Selling the family home when money is scarce might smack of putting furniture in the fire to keep warm.
Yet for older people keen to increase their income, it is possible to sell part of a home for a lump sum and remain living in it.
This is an alternative to selling out entirely and moving into another property of lower value, an option shirked by many late in life.
The concept, known as equity release, is new to the Irish market.
A share in the property is sold in return for a guarantee of rent-free tenure until death.
Such guarantees come at a price, however. The share in the property will be sold for only a fraction of its value because the purchaser must wait until it is vacated to realise the asset.
For potential vendors living in property whose value has increased during the boom, this should be a major consideration when examining alternative sources of funding, if they exist.
Where the sale of a share goes through, the estate of the final owner receives the balance of the property's value whenever they die.
One such product is available on the Irish market through a company known as Residential Reversions Ltd, which is based in the IFSC in Dublin. Bank of Ireland offers a similar deal, although it is loan-based.
Peter Wyse of Wyse estate agents, who is a shareholder in Residential Reversions, says the company places the property interests with institutional and private pension funds.
The scheme is confined to property-owners aged over 69 years, he says. It is possible for a property-owner to sell a quarter share now and sell another share of that size later.
The open market value of the share is discounted according to actuarial formulae based on the life expectancy of the homeowners and the value of the property on the open market.
For example, he says a half-share in a property worth £200,000 (€253,948) would be worth £100,000 (€126,974) on the open market. If it were owned by a couple aged 70, that half-share might fetch about £40,000 (€50,789) from Residential Reversions.
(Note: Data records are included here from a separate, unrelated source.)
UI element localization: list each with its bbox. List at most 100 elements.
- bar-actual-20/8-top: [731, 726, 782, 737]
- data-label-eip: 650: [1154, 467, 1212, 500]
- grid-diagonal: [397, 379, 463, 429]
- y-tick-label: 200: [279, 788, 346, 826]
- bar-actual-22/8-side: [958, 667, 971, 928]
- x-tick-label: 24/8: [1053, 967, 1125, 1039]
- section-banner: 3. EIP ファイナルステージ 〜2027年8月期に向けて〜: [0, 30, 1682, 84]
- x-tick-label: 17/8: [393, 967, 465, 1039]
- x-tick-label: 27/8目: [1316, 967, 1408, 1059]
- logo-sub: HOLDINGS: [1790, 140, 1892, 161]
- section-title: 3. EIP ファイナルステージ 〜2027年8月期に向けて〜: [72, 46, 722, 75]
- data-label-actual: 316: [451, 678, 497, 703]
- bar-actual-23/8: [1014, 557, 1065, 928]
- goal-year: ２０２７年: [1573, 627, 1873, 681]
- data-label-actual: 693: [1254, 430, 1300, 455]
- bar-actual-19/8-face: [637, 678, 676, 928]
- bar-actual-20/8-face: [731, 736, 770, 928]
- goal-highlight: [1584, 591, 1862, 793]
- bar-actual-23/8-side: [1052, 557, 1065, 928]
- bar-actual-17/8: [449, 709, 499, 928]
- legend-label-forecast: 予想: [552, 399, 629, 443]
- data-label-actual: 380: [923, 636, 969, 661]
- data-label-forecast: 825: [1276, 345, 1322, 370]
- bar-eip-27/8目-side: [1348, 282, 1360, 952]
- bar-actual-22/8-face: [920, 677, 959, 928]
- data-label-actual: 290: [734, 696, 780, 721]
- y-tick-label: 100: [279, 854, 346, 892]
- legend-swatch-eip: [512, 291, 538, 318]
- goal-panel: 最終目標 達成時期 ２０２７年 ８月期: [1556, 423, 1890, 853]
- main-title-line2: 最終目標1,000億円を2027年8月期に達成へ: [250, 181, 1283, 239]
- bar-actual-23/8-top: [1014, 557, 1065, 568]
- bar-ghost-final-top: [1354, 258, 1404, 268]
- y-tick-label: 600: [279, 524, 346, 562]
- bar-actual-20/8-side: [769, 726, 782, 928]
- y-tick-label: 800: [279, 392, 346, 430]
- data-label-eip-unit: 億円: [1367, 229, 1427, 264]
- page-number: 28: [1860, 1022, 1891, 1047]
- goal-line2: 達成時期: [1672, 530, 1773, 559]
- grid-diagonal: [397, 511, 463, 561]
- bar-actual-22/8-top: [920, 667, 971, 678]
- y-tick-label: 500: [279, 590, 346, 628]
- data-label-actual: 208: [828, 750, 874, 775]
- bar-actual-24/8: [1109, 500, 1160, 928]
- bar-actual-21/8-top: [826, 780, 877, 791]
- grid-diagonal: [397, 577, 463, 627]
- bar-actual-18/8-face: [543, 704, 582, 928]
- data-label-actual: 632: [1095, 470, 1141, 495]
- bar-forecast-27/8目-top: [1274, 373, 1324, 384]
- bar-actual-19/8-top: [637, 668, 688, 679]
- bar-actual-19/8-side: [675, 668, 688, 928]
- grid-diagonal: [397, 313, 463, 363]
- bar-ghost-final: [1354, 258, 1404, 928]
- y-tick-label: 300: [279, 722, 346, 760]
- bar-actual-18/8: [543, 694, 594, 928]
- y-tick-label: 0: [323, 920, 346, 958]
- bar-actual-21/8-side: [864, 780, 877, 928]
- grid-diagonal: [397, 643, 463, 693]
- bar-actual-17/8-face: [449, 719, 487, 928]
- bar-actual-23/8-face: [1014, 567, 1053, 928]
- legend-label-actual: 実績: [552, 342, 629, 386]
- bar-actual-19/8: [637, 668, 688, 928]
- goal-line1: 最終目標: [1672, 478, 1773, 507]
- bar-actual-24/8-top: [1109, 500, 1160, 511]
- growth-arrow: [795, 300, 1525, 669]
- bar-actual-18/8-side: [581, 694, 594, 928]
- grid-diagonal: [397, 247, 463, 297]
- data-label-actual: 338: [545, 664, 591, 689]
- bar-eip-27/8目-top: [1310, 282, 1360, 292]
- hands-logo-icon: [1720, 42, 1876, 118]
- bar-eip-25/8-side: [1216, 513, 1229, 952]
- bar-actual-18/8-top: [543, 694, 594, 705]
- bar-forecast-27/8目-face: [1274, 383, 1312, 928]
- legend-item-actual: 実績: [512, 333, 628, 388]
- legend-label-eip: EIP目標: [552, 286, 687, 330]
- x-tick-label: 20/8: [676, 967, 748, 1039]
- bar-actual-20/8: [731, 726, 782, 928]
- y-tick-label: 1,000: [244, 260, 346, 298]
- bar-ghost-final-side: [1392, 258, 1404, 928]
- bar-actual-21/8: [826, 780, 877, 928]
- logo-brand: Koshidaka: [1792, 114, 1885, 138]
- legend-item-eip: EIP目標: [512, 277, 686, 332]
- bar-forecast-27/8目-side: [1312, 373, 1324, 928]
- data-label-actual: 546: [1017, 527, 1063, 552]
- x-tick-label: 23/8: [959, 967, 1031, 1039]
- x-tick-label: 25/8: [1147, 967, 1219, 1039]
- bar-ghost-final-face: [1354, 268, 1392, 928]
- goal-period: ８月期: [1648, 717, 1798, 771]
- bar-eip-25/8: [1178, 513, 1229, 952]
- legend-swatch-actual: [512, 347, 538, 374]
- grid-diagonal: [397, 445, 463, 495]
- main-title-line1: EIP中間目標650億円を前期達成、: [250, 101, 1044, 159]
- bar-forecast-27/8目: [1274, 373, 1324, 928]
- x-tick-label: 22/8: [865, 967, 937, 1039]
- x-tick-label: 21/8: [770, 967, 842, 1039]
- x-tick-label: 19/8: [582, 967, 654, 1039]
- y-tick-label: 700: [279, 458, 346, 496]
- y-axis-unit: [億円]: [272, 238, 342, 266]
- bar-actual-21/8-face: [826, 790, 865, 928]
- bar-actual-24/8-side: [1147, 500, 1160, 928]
Last month the company was selling a quarter-share in a Rathmines property to investors for £90,000 (€114,276).
The entire property has an open market value of £540,000 (€685,659) and the "expected term" of the deal with its owner is nine years.
Mr Wyse says lump sums can be used to pay for a major item of expenditure or, if a pension doesn't go far enough, to generate an annuity-based income. Administrative charges will also apply to ensure the upkeep of the property for the investors who purchase it.
The Bank of Ireland LifeLoan product is available to homeowners aged over 65 years. It provides an opportunity to borrow up to 30 per cent of the value of a property up to a maximum of £60,000 (€76,184).
The money is returned to the property owner at a fixed interest rate for the first 15 years. When that period ends, customers are given a choice of a new fixed interest rate or a variable one.
The loan is realised by the bank when the owner or owners of the property die.
Emotional attachment to a home may mean its owners are reluctant to sell a share in it.
But the contrary argument suggests that selling just a share is more favourable emotionally than selling out entirely.
Major financial decisions should be made only after consulting with an independent professional.